Maintenant qu'elle se trouvait sur le bateau enchanté avec la mer agitée et le vent glacial sa détermination diminuait considérablement. Ses amis lui avaient bien dit que son projet était insensé et qu'elle n'était pas faite pour ça. Mais Hermione pensait au contraire que c'était une bonne chose pour elle. Elle avait toujours aimé aider les gens. Plus qu'une passion, c'était un besoin. Elle avait véritablement besoin d'aider les gens et de leur reconnaissance. Plus ceux-ci étaient en détresse, plus elle voulait s'occuper d'eux. Alors quoi de mieux que d'aider les résidents de la prison d'Azkaban pour ça? Le pire endroit pour un sorcier, la résidence des détraqueurs, là où l'espoir n'était pas permis ou seul la folie existait, là-bas elle sera servie en clients désespérés et en détresse.

Ballotée par les remous de la mer, elle pouvait apercevoir la haute et sombre tour de la prison au loin. Elle distinguait les ombres des détraqueurs tournant autour. A cet instant précis, elle regrettait peut-être un tout petit peu sa décision... Mais juste un tout petit peu.

Seulement, elle n'avait pas été répartie à griffondor pour rien. Elle inspira à fond et sa panique laissa place à une plus forte détermination encore.

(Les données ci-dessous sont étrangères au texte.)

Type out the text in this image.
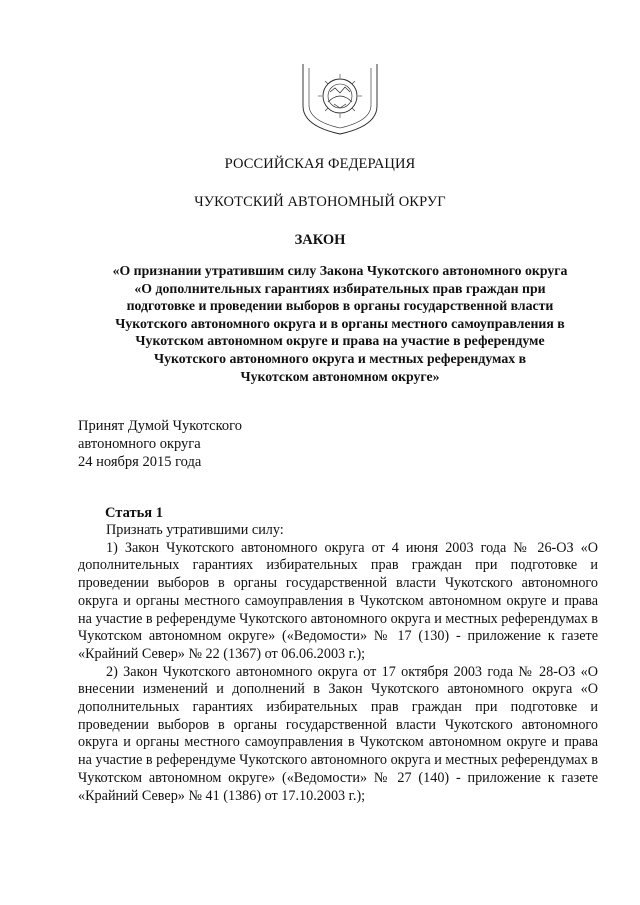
РОССИЙСКАЯ ФЕДЕРАЦИЯ
ЧУКОТСКИЙ АВТОНОМНЫЙ ОКРУГ
ЗАКОН
«О признании утратившим силу Закона Чукотского автономного округа
«О дополнительных гарантиях избирательных прав граждан при
подготовке и проведении выборов в органы государственной власти
Чукотского автономного округа и в органы местного самоуправления в
Чукотском автономном округе и права на участие в референдуме
Чукотского автономного округа и местных референдумах в
Чукотском автономном округе»
Принят Думой Чукотского
автономного округа
24 ноября 2015 года
Статья 1

Признать утратившими силу:

1) Закон Чукотского автономного округа от 4 июня 2003 года № 26-ОЗ «О дополнительных гарантиях избирательных прав граждан при подготовке и проведении выборов в органы государственной власти Чукотского автономного округа и органы местного самоуправления в Чукотском автономном округе и права на участие в референдуме Чукотского автономного округа и местных референдумах в Чукотском автономном округе» («Ведомости» № 17 (130) - приложение к газете «Крайний Север» № 22 (1367) от 06.06.2003 г.);

2) Закон Чукотского автономного округа от 17 октября 2003 года № 28-ОЗ «О внесении изменений и дополнений в Закон Чукотского автономного округа «О дополнительных гарантиях избирательных прав граждан при подготовке и проведении выборов в органы государственной власти Чукотского автономного округа и органы местного самоуправления в Чукотском автономном округе и права на участие в референдуме Чукотского автономного округа и местных референдумах в Чукотском автономном округе» («Ведомости» № 27 (140) - приложение к газете «Крайний Север» № 41 (1386) от 17.10.2003 г.);
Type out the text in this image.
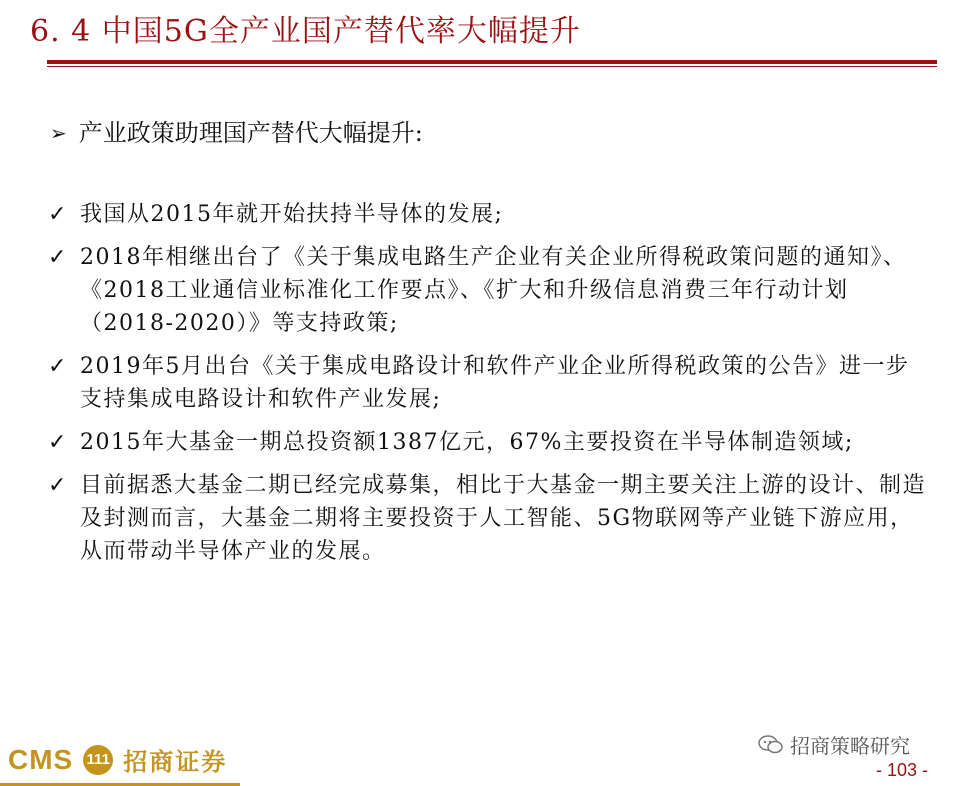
6. 4 中国5G全产业国产替代率大幅提升
➢ 产业政策助理国产替代大幅提升:
✓ 我国从2015年就开始扶持半导体的发展;
✓ 2018年相继出台了《关于集成电路生产企业有关企业所得税政策问题的通知》、《2018工业通信业标准化工作要点》、《扩大和升级信息消费三年行动计划（2018-2020）》等支持政策;
✓ 2019年5月出台《关于集成电路设计和软件产业企业所得税政策的公告》进一步支持集成电路设计和软件产业发展;
✓ 2015年大基金一期总投资额1387亿元，67%主要投资在半导体制造领域;
✓ 目前据悉大基金二期已经完成募集，相比于大基金一期主要关注上游的设计、制造及封测而言，大基金二期将主要投资于人工智能、5G物联网等产业链下游应用，从而带动半导体产业的发展。
CMS 111 招商证券
招商策略研究
- 103 -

Elle était maintenant arrivée au bord de l'île et s'approchait de l'embarquement. Elle sentait déjà les gardiens de la prison aspirer ses souvenirs heureux. Elle sauta vite sur la terre ferme et lança le sort du patronus. Une jolie belette faite de fumée sortit de sa baguette et tournoya autour de la jeune femme. Elle avança vers la gigantesque porte et fut étonnée de ne voir aucun garde ou auror. Elle put même passer facilement. Sûrement que les détraqueurs pouvaient gérer seuls des hommes sans baguette. Lorsqu'elle mit le pied à l'intérieur, elle eut l'impression qu'il y faisait encore plus froid qu'à l'extérieur. Elle frissonna de malaise. Soudain, elle entendit un bruit à sa gauche, elle se retourna promptement, baguette brandie, prête à se défendre. Mais ce qu'elle vit la dérouta: un homme au crane dégarni, à la dentition douteuse et au regard fou était affalé sur un bureau rempli de paperasse.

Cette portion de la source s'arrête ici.